What Matt and others don’t see are the support e-mails I get from some users without a strong background in statistics. They get lost amongst the statistics, unsure what to make of them. These users were the target for the post.

These are the users who might see that an opponent has a 0% “blind steal attempt”, and therefore fold their premium hand when that opponent does finally attempt to steal the blinds. But that 0% may be 0 from 4. In my opinion, folding here is a dangerous conclusion.

I say other users. But now a confession. I find myself instinctively playing by small-sample-space statistics sometimes. And I should know better!

I get requests to split the Poker Copilot HUD statistics into streets and positions. People want to know how often their opponent Bob folds to 3-bet on the river when on the button.

There’s no technical challenge to offering this. But I’d be doing you a disservice by giving you this information. Because it would be of no use. Unless you spent too much time reading statistical textbooks, you might try to use the info. Making decisions with bad info is not good.

Here’s the basic principle: Statistics are only reliable if they are based on a large enough sample space. The larger the sample space, the more reliable the stats.

Let me try to explain. Consider the “folds to three bet” statistic. Imagine Bob, in the long run, all else being equal, folds to a three bet 50% of the time.

If we have data for Bob being in this situation only once, he either folded or he didn’t fold. So the statistics would show that he “folds to three bet” either 0% or 100% of the time. Both of these stats are as wrong as it is possible to be. Whatever conclusion you draw from this data is baseless.

So we keep playing against Bob and collect more data. Now he’s faced a 3-bet four times. He folded either once, twice, three times, or four times. So his stat will be 0%, 33%, 67%, or 100%. These numbers are still unhelpful. Remember Bob’s true tendency in the long run is to fold to 3-bet 50% of the time, but the closest we get with these stats is still way off. A casual look at, say 67% will give the impression that Bob is scared of 3-bets. If the stat shows 33%, you’ll think he is quite brave. Any decision you make based on this data is working from false assumptions.

How many times would you need to play against Bob to get a reliable stat? Lots. If you want the stat to be accurate within 5% at least 50% of the time, you’d need to see Bob face a 3-bet 21 times. Based on my Poker Copilot database of 9-player ring game no-limit hold’em, people face a three-bet preflop once every 23 games on average. To gather enough data on a player to have a “within 5%” accuracy for half the time, you’d need to play against that player almost 500 times.

Play against Bob 500 times and you’ll have a sort-of, but not-quite reliable “folds to 3-bet” stat.

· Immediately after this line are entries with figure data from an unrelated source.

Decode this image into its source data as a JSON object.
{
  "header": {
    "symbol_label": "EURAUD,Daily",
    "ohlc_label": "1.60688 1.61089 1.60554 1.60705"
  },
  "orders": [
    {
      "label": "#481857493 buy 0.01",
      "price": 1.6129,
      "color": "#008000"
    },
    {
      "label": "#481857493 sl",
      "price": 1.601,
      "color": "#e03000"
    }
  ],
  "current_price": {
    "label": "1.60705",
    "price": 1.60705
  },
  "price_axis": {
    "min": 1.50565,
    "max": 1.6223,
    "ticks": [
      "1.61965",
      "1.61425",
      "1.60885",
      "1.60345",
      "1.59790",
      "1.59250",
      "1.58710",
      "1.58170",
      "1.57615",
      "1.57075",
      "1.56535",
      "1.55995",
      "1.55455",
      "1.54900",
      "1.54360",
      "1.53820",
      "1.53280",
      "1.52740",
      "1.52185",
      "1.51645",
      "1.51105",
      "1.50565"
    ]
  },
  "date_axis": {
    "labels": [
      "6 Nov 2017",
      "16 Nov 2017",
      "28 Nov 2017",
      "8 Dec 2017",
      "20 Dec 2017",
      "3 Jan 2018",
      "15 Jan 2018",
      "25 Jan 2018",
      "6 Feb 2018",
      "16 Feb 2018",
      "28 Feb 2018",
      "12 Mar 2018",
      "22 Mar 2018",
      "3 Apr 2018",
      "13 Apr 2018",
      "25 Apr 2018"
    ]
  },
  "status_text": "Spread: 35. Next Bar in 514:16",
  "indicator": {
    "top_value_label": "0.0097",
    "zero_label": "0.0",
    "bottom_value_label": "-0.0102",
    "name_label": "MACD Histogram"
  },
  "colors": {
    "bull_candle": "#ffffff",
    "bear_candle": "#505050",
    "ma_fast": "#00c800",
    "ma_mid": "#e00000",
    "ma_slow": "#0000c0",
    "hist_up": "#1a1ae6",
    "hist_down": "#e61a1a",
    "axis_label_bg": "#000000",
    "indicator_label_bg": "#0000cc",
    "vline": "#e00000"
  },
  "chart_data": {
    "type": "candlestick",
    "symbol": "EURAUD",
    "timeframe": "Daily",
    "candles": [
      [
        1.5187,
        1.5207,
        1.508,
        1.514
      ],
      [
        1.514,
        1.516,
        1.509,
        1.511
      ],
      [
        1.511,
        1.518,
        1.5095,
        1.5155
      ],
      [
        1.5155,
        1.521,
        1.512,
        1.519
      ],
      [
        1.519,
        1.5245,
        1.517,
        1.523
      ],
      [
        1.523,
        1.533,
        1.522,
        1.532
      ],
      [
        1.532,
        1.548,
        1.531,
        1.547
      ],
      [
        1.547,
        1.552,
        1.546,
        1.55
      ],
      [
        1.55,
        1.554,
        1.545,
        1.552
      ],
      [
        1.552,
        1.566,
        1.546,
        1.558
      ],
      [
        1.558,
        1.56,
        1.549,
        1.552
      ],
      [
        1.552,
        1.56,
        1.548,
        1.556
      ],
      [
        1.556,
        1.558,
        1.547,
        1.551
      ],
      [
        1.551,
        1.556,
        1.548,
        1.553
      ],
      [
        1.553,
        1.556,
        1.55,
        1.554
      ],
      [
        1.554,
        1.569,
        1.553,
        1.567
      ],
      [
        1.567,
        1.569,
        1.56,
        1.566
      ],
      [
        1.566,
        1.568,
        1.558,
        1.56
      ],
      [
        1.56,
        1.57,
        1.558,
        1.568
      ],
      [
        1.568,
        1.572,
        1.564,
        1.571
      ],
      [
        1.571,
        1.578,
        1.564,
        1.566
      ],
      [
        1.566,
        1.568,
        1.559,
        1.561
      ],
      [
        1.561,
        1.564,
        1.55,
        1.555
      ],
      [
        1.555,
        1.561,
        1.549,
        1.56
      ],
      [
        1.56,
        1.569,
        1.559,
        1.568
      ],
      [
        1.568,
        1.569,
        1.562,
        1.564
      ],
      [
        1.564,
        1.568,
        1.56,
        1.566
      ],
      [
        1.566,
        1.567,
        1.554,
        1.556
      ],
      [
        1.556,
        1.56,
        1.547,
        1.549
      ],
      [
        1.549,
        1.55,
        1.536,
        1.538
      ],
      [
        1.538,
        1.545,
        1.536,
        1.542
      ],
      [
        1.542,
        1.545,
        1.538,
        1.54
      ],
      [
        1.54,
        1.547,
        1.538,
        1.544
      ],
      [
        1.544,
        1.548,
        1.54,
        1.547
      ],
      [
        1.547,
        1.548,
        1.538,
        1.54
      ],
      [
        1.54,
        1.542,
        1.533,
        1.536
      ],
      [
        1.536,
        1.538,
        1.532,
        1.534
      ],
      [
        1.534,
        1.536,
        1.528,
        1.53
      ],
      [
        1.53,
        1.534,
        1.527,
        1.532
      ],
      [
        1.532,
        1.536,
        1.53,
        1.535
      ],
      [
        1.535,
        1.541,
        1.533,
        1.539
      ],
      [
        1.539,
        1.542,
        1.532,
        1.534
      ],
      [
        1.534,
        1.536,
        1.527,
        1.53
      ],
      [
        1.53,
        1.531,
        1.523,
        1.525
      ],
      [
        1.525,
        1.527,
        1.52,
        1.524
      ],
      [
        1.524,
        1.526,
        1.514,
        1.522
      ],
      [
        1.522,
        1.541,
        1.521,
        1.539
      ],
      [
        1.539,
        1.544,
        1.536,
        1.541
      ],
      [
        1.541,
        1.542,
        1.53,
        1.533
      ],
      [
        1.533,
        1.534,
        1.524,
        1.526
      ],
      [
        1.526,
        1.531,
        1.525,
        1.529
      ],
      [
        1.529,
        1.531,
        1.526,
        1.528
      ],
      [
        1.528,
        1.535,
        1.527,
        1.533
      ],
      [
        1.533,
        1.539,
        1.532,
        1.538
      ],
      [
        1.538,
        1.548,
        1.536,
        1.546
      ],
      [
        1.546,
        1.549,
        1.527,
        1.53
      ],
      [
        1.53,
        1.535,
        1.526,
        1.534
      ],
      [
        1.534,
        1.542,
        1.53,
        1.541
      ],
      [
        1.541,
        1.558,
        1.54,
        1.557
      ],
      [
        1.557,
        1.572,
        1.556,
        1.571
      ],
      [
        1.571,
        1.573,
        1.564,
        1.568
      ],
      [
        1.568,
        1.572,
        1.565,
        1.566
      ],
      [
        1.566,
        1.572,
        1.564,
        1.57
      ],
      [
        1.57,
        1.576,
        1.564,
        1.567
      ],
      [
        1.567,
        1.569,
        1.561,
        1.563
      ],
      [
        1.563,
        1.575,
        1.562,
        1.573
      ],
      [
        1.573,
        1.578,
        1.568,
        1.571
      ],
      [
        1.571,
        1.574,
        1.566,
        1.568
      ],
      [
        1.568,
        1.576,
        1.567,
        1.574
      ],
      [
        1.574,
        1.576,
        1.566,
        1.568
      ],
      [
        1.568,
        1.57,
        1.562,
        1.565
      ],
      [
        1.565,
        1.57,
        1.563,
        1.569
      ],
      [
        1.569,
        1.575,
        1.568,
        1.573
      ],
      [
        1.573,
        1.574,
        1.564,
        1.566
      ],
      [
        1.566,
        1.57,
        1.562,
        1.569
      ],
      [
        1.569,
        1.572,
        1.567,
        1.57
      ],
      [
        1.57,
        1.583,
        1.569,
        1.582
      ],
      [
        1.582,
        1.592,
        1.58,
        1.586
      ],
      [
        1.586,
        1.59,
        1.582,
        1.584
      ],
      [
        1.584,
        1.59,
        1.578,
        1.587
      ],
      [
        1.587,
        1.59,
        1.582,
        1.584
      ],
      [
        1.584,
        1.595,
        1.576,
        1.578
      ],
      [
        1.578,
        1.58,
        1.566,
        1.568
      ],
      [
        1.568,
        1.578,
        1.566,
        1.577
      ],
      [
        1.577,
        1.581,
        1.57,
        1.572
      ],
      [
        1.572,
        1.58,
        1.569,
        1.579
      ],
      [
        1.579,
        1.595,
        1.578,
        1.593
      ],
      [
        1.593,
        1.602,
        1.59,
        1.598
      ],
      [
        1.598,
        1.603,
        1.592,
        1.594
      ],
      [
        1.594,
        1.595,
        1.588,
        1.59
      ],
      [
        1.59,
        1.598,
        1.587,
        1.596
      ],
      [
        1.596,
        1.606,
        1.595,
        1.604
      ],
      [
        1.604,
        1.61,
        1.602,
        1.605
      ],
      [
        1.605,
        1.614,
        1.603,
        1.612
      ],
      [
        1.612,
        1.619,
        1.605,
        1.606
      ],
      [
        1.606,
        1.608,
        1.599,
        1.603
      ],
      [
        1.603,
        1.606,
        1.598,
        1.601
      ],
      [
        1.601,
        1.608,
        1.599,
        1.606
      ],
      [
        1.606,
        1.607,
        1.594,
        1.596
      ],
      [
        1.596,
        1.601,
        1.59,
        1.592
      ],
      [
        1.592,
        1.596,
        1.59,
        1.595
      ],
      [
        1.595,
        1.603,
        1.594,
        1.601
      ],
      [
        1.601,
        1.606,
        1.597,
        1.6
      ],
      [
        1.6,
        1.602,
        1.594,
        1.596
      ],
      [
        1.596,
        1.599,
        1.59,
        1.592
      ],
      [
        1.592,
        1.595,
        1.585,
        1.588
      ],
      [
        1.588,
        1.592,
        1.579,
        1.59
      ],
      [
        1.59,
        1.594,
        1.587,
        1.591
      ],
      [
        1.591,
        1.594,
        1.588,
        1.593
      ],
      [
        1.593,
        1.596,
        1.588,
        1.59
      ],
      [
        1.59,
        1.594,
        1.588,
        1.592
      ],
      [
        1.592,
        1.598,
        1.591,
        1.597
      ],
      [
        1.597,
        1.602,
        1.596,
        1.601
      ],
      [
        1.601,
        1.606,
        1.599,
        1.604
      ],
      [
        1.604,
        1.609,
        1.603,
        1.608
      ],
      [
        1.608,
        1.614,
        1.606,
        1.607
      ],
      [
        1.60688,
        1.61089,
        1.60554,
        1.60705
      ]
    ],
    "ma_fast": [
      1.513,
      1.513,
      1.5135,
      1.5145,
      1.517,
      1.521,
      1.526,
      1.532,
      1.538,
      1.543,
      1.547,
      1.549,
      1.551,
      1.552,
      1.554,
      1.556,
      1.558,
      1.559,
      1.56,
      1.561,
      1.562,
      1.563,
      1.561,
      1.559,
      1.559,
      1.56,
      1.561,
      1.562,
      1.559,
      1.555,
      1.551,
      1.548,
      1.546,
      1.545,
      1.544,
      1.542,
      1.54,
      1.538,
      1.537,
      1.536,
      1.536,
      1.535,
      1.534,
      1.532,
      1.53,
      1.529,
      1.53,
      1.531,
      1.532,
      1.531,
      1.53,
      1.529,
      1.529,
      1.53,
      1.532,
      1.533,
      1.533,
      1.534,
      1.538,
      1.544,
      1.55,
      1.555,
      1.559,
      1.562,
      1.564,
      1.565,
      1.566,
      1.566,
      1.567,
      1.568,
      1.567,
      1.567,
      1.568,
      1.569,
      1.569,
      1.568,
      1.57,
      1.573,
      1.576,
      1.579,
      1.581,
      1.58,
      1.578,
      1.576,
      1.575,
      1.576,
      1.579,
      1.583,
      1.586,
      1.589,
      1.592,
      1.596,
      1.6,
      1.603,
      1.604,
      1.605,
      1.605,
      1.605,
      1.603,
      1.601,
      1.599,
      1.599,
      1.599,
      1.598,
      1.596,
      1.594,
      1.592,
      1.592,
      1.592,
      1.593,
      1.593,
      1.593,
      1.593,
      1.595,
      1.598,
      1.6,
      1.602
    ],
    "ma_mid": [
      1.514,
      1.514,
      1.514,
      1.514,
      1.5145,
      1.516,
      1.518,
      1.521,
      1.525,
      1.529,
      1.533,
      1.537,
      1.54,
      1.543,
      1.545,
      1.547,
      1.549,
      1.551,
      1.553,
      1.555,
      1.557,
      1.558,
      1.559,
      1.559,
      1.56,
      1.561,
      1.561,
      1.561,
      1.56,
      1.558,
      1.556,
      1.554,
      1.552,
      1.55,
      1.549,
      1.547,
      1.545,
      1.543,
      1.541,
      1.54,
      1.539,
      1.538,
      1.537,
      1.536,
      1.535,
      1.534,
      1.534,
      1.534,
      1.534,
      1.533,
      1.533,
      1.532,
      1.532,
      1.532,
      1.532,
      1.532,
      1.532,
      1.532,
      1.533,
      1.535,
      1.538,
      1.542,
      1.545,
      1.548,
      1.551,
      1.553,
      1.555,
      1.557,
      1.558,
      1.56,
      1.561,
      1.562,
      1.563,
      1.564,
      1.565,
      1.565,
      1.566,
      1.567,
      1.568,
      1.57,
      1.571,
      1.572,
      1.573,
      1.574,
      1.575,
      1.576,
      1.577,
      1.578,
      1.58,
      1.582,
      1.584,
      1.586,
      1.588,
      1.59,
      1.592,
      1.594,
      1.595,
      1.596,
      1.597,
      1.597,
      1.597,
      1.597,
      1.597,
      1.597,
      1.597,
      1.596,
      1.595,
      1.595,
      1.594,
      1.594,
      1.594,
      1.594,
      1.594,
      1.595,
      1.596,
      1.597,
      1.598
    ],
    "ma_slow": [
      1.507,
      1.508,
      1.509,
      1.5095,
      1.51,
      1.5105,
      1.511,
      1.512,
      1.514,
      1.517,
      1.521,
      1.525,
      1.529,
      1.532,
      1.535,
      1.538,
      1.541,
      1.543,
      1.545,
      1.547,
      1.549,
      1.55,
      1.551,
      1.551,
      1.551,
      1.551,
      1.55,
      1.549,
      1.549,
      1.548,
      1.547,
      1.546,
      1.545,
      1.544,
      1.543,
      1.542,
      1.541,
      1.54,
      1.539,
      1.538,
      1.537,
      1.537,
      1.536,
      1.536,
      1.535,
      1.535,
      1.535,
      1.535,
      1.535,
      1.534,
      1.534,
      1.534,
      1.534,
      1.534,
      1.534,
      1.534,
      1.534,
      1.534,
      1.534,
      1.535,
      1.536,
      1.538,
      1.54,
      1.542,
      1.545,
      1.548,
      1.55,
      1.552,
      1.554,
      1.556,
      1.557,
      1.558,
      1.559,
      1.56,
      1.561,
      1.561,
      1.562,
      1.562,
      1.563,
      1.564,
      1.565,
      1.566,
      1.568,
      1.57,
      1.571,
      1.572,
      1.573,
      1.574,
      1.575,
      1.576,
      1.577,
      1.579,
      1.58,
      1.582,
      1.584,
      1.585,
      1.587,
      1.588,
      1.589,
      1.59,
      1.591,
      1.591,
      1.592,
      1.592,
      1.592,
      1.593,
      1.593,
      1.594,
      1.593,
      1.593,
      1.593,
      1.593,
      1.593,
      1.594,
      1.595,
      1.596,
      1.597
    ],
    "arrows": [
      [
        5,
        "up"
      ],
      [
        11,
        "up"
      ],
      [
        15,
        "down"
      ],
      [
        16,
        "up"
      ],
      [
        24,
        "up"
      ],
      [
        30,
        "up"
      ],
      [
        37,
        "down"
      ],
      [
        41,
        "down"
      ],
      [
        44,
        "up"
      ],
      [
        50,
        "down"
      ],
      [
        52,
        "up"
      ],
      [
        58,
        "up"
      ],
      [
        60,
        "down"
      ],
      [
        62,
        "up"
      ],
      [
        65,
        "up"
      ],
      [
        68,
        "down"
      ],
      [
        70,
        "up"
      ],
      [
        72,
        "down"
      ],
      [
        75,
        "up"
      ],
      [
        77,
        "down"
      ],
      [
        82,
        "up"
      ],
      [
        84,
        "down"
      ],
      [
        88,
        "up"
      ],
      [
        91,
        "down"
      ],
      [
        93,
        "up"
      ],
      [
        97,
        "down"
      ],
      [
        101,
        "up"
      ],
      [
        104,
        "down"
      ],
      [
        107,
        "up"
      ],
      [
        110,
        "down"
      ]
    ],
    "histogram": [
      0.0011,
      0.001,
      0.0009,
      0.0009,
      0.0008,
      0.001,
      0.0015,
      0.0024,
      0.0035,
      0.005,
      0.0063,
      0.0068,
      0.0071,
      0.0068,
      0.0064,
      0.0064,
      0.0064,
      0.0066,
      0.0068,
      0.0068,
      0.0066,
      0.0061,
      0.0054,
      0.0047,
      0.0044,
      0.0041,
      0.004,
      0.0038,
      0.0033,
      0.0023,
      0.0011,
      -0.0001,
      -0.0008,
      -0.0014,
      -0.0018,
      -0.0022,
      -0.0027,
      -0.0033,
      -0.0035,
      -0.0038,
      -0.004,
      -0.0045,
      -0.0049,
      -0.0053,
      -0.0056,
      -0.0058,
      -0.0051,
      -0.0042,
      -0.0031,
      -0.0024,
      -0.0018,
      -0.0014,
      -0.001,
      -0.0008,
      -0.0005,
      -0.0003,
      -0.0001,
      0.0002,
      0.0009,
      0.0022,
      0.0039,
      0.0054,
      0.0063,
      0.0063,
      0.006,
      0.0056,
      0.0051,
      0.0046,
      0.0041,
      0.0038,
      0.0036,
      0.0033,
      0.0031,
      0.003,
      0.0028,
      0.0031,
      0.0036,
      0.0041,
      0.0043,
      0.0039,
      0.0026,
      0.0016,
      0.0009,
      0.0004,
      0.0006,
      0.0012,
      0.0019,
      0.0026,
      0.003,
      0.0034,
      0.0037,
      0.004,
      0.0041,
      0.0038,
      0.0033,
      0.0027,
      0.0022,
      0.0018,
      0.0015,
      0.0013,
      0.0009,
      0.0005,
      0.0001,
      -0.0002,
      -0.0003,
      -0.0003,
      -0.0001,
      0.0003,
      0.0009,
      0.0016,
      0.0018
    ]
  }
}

Is there any possibility of me accessing the Poker Copilot database?

Here’s my answer:

I intend to open the database soon. There’s not much to be gained by secrecy because a knowledgeable and enthusiastic Java programmer with JDBC experience could work it how to reverse engineer the database pretty easily anyway.

Also, I like the idea of an ecosystem of third-party extensions for Poker Copilot.

I think it’s awesome that you personally answer emails. I imagine you would have your minions do it however.

If only I had minions…I tried ordering some on the Internet, but they were sold out.

I have considered employing some part-time help for support issues, but I decided against it. That’s a level of commitment to another human being that I’m not ready for. Part of the joy of having a one-person software company is that there is, well, only one person. It makes me highly independent.

If things do grow beyond what I can handle by myself, I tentatively plan to look for more things to out-source. Beyond that, I’ll look for assistance on a part-time contract basis.

Here’s a screenshot showing what’s coming in the next Poker Copilot update: filtering by position and stake level.

I’ve changed the database structure for these new filters, so I need to create a “it-just-works” database update procedure. It’s a challenge, but I like challenges. It keeps the work interesting.